Flammarion (p. 7-12).
Miche




A Madame

DE ALVEAR PACHECO Y ANCHORENA,

avec beaucoup d’amitiés de sa filleule « MICHE » et de GYP.

Décembre 1915.


I


Le domestique entra dans la salle à manger et, après avoir posé sur un dressoir le plat qu’il portait, expliqua :

— C’est l’Champêtre qui est là… y voudrait dire un mot à monsieur le marquis.

En entendant annoncer « le Champêtre », le comte d’Erdéval, assis en face de son père, avait enveloppé d’un regard inquiet ses quatre enfants. Il redoutait quelque gaminerie, quelque farce des garçons ou même de la petite fille, qui vivait de la vie de ses frères et les imitait avec docilité. Mais Jean, Olivier et Jacques causaient paisiblement avec leur précepteur, et Simone, occupée à suivre les mouvements de la gouvernante qui sucrait pour elle une énorme assiettée de fraises, semblait avoir, elle aussi, la conscience très tranquille.

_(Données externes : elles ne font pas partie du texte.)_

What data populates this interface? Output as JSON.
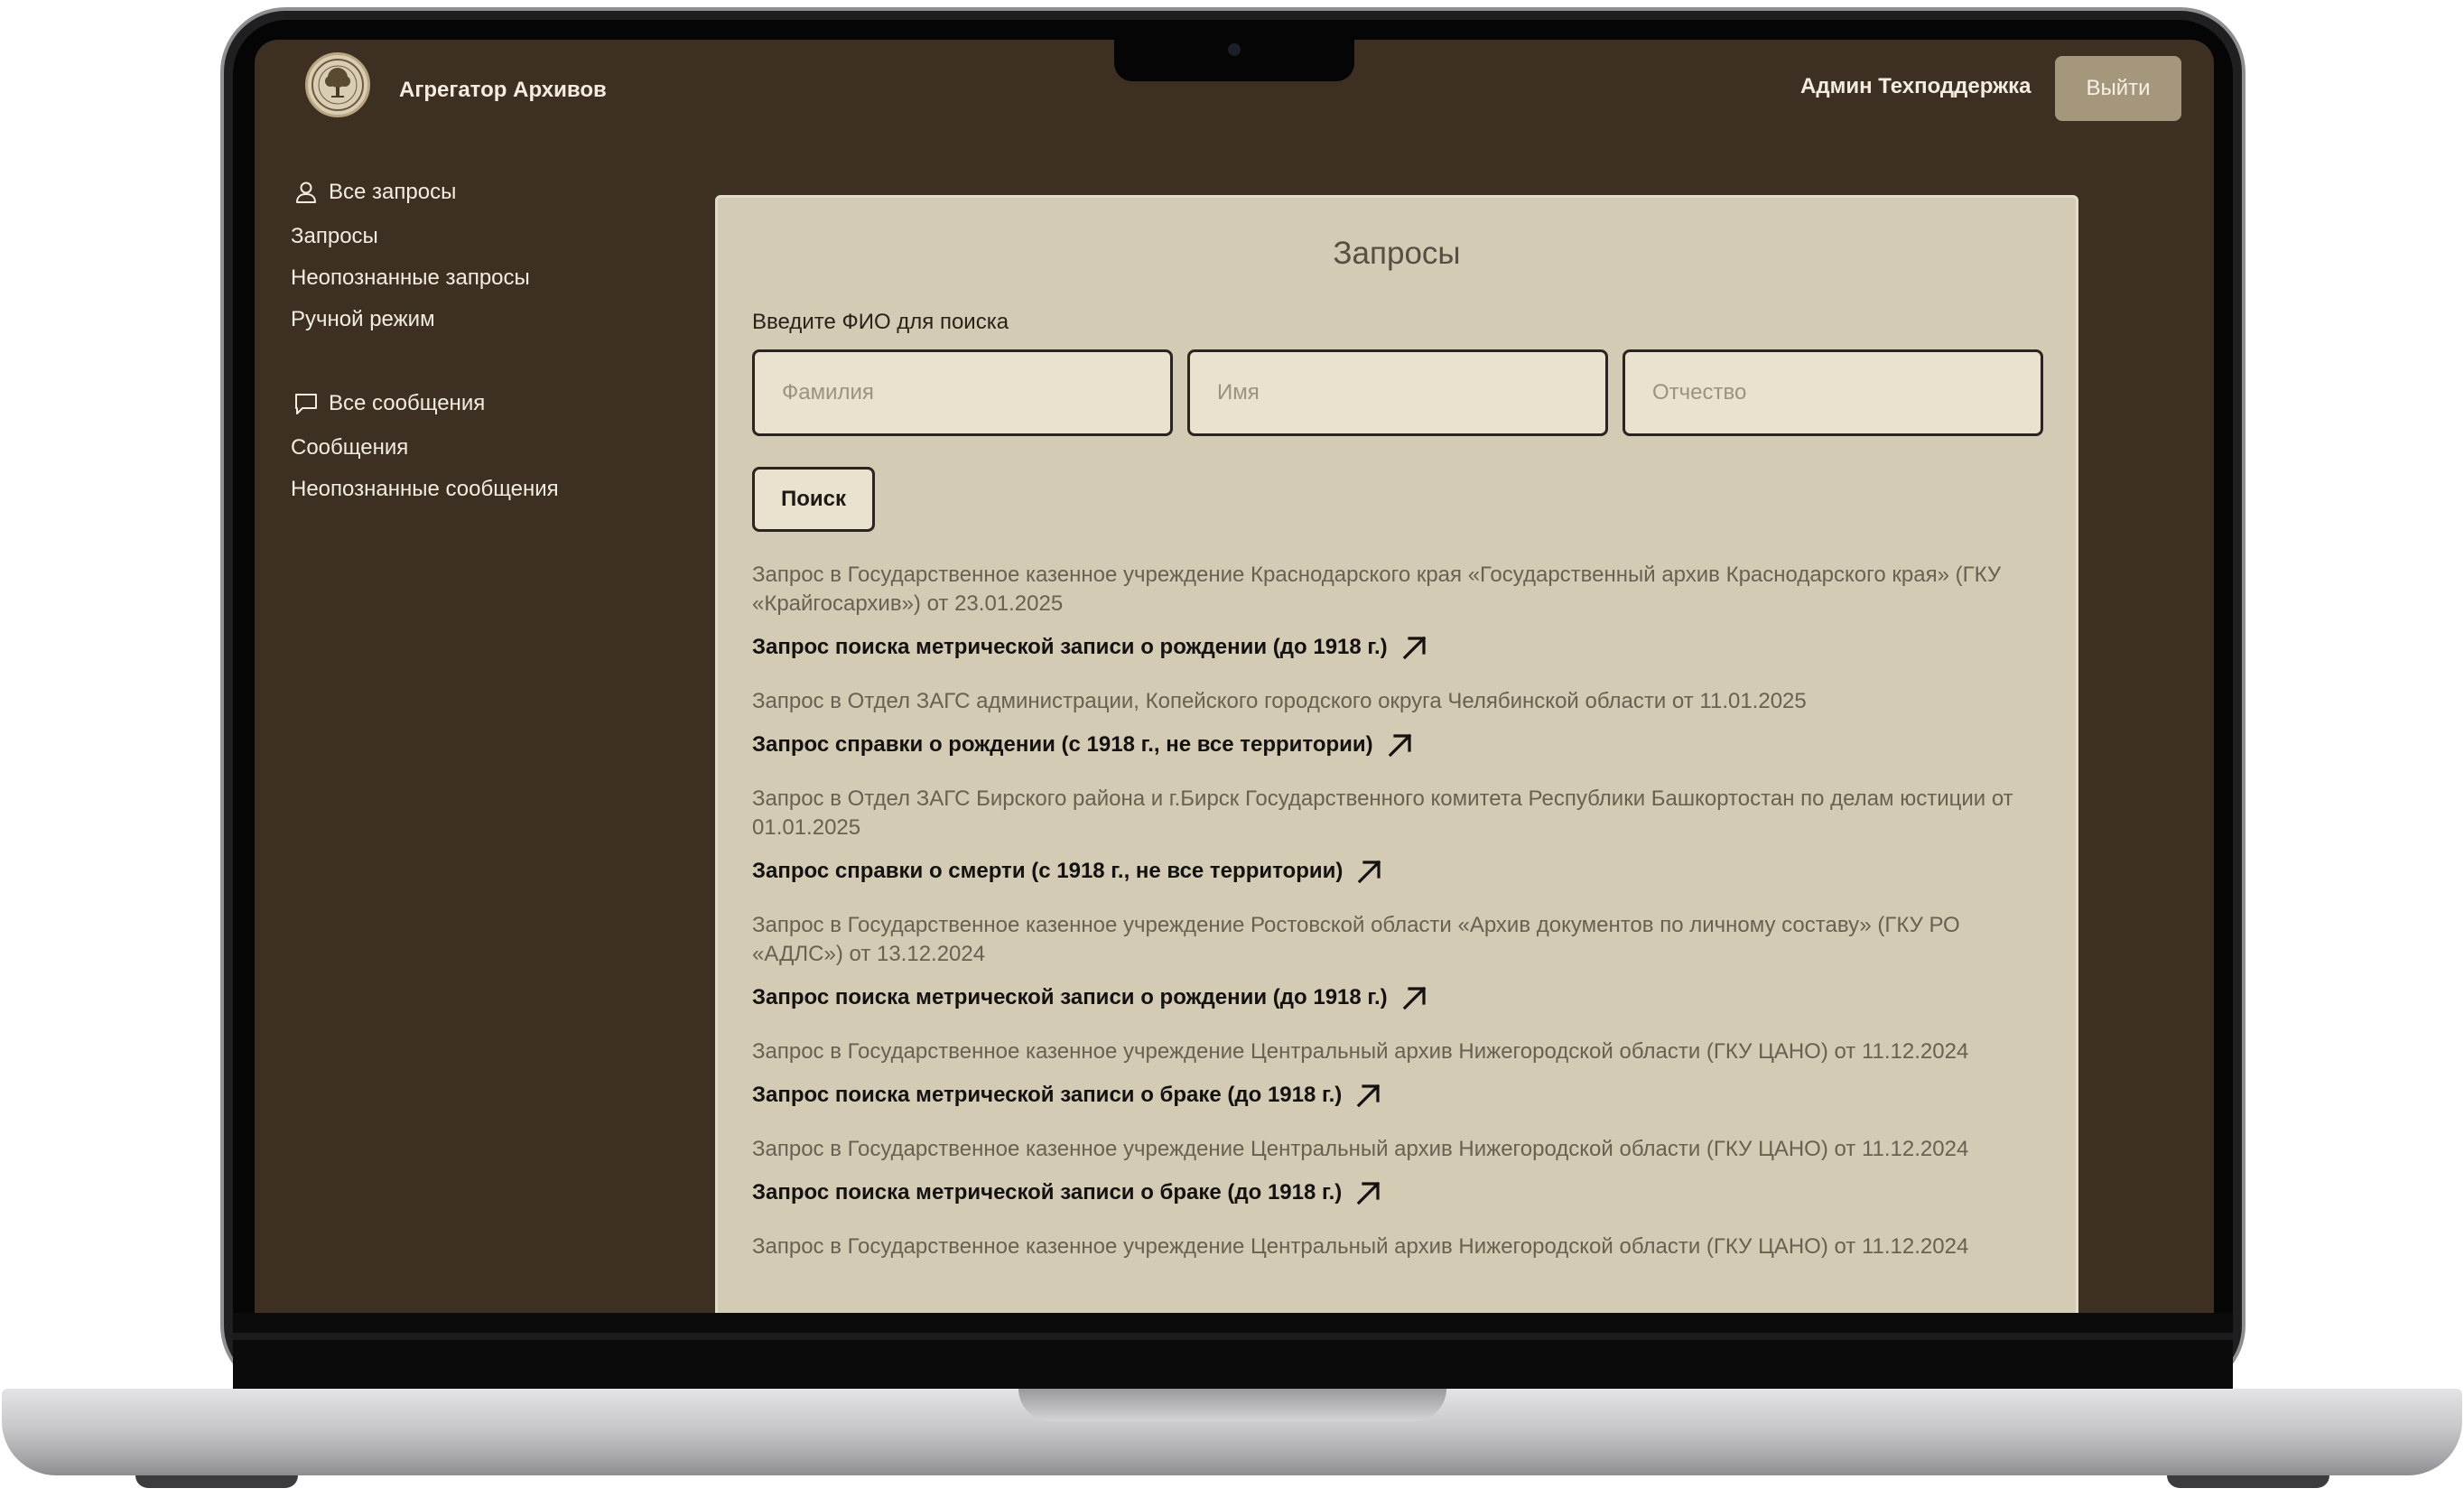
{
  "app": {
    "title": "Агрегатор Архивов"
  },
  "header": {
    "user_name": "Админ Техподдержка",
    "logout_label": "Выйти"
  },
  "sidebar": {
    "groups": [
      {
        "heading": "Все запросы",
        "icon": "user-icon",
        "items": [
          "Запросы",
          "Неопознанные запросы",
          "Ручной режим"
        ]
      },
      {
        "heading": "Все сообщения",
        "icon": "message-icon",
        "items": [
          "Сообщения",
          "Неопознанные сообщения"
        ]
      }
    ]
  },
  "main": {
    "title": "Запросы",
    "search": {
      "label": "Введите ФИО для поиска",
      "surname_placeholder": "Фамилия",
      "name_placeholder": "Имя",
      "patronymic_placeholder": "Отчество",
      "button_label": "Поиск"
    },
    "requests": [
      {
        "org": "Запрос в Государственное казенное учреждение Краснодарского края «Государственный архив Краснодарского края» (ГКУ «Крайгосархив») от 23.01.2025",
        "type": "Запрос поиска метрической записи о рождении (до 1918 г.)"
      },
      {
        "org": "Запрос в Отдел ЗАГС администрации, Копейского городского округа Челябинской области от 11.01.2025",
        "type": "Запрос справки о рождении (с 1918 г., не все территории)"
      },
      {
        "org": "Запрос в Отдел ЗАГС Бирского района и г.Бирск Государственного комитета Республики Башкортостан по делам юстиции от 01.01.2025",
        "type": "Запрос справки о смерти (с 1918 г., не все территории)"
      },
      {
        "org": "Запрос в Государственное казенное учреждение Ростовской области «Архив документов по личному составу» (ГКУ РО «АДЛС») от 13.12.2024",
        "type": "Запрос поиска метрической записи о рождении (до 1918 г.)"
      },
      {
        "org": "Запрос в Государственное казенное учреждение Центральный архив Нижегородской области (ГКУ ЦАНО) от 11.12.2024",
        "type": "Запрос поиска метрической записи о браке (до 1918 г.)"
      },
      {
        "org": "Запрос в Государственное казенное учреждение Центральный архив Нижегородской области (ГКУ ЦАНО) от 11.12.2024",
        "type": "Запрос поиска метрической записи о браке (до 1918 г.)"
      },
      {
        "org": "Запрос в Государственное казенное учреждение Центральный архив Нижегородской области (ГКУ ЦАНО) от 11.12.2024",
        "type": ""
      }
    ]
  },
  "colors": {
    "app_background": "#3e2f23",
    "panel_background": "#d3cbb4",
    "input_background": "#e8e2cf",
    "logout_button": "#a5977c",
    "text_light": "#f3ece0"
  }
}
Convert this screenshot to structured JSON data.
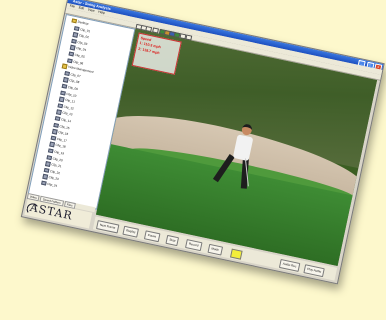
{
  "app": {
    "title": "Astar - Swing Analysis",
    "window_buttons": [
      "_",
      "□",
      "×"
    ]
  },
  "menu": {
    "items": [
      "File",
      "Edit",
      "View",
      "Help"
    ]
  },
  "toolbar": {
    "icons": [
      "new-icon",
      "open-icon",
      "save-icon",
      "print-icon",
      "camera-icon",
      "record-icon",
      "draw-icon",
      "color-icon",
      "undo-icon",
      "settings-icon"
    ]
  },
  "sidebar": {
    "tree": [
      {
        "label": "Desktop",
        "kind": "folder",
        "indent": 1
      },
      {
        "label": "Clip_01",
        "kind": "video",
        "indent": 2
      },
      {
        "label": "Clip_02",
        "kind": "video",
        "indent": 2
      },
      {
        "label": "Clip_03",
        "kind": "video",
        "indent": 2
      },
      {
        "label": "Clip_04",
        "kind": "video",
        "indent": 2
      },
      {
        "label": "Clip_05",
        "kind": "video",
        "indent": 2
      },
      {
        "label": "Clip_06",
        "kind": "video",
        "indent": 2
      },
      {
        "label": "Video Management",
        "kind": "folder",
        "indent": 1
      },
      {
        "label": "Clip_07",
        "kind": "video",
        "indent": 2
      },
      {
        "label": "Clip_08",
        "kind": "video",
        "indent": 2
      },
      {
        "label": "Clip_09",
        "kind": "video",
        "indent": 2
      },
      {
        "label": "Clip_10",
        "kind": "video",
        "indent": 2
      },
      {
        "label": "Clip_11",
        "kind": "video",
        "indent": 2
      },
      {
        "label": "Clip_12",
        "kind": "video",
        "indent": 2
      },
      {
        "label": "Clip_13",
        "kind": "video",
        "indent": 2
      },
      {
        "label": "Clip_14",
        "kind": "video",
        "indent": 2
      },
      {
        "label": "Clip_15",
        "kind": "video",
        "indent": 2
      },
      {
        "label": "Clip_16",
        "kind": "video",
        "indent": 2
      },
      {
        "label": "Clip_17",
        "kind": "video",
        "indent": 2
      },
      {
        "label": "Clip_18",
        "kind": "video",
        "indent": 2
      },
      {
        "label": "Clip_19",
        "kind": "video",
        "indent": 2
      },
      {
        "label": "Clip_20",
        "kind": "video",
        "indent": 2
      },
      {
        "label": "Clip_21",
        "kind": "video",
        "indent": 2
      },
      {
        "label": "Clip_22",
        "kind": "video",
        "indent": 2
      },
      {
        "label": "Clip_23",
        "kind": "video",
        "indent": 2
      },
      {
        "label": "Clip_24",
        "kind": "video",
        "indent": 2
      }
    ],
    "tabs": [
      "Video",
      "Sound Folders",
      "Files"
    ]
  },
  "logo": {
    "text": "ASTAR"
  },
  "overlay": {
    "heading": "Speed",
    "lines": [
      "1: 110.3 mph",
      "2: 118.7 mph"
    ]
  },
  "controls": {
    "buttons": [
      "Next Frame",
      "Replay",
      "Pause",
      "Stop",
      "Record",
      "Mode",
      "Audio Rec",
      "Play Audio"
    ]
  },
  "colors": {
    "background": "#fdf8cc",
    "titlebar": "#2a62d4",
    "overlay_text": "#dd1111",
    "indicator": "#f2ee39"
  }
}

Et M. d’Erdéval se rassura tout à fait, en entendant le domestique qui disait :

— Y vient de la part de M. l’curé… paraît qu’c’est pressé…

— Qu’est-ce que c’est encore ?… — fit le marquis avec humeur. Et après un instant de réflexion, il acheva, l’air agacé :

— Eh bien, qu’il entre !…

Le garde champêtre — un grand Normand dégingandé — parut et dit, du seuil de la porte :

— Mande excuse de vous déranger, monsieur l’marquis… mais c’est M. l’curé qui m’envoie dire qu’la Florine vient d’passer en laissant tout seul son p’tit…

— C’est fort triste !… — dit le marquis avec indifférence — mais on n’y peut rien !…

Il prévoyait une demande de secours — la sixième depuis quinze jours — et pensait à part lui que cela devenait vraiment abusif.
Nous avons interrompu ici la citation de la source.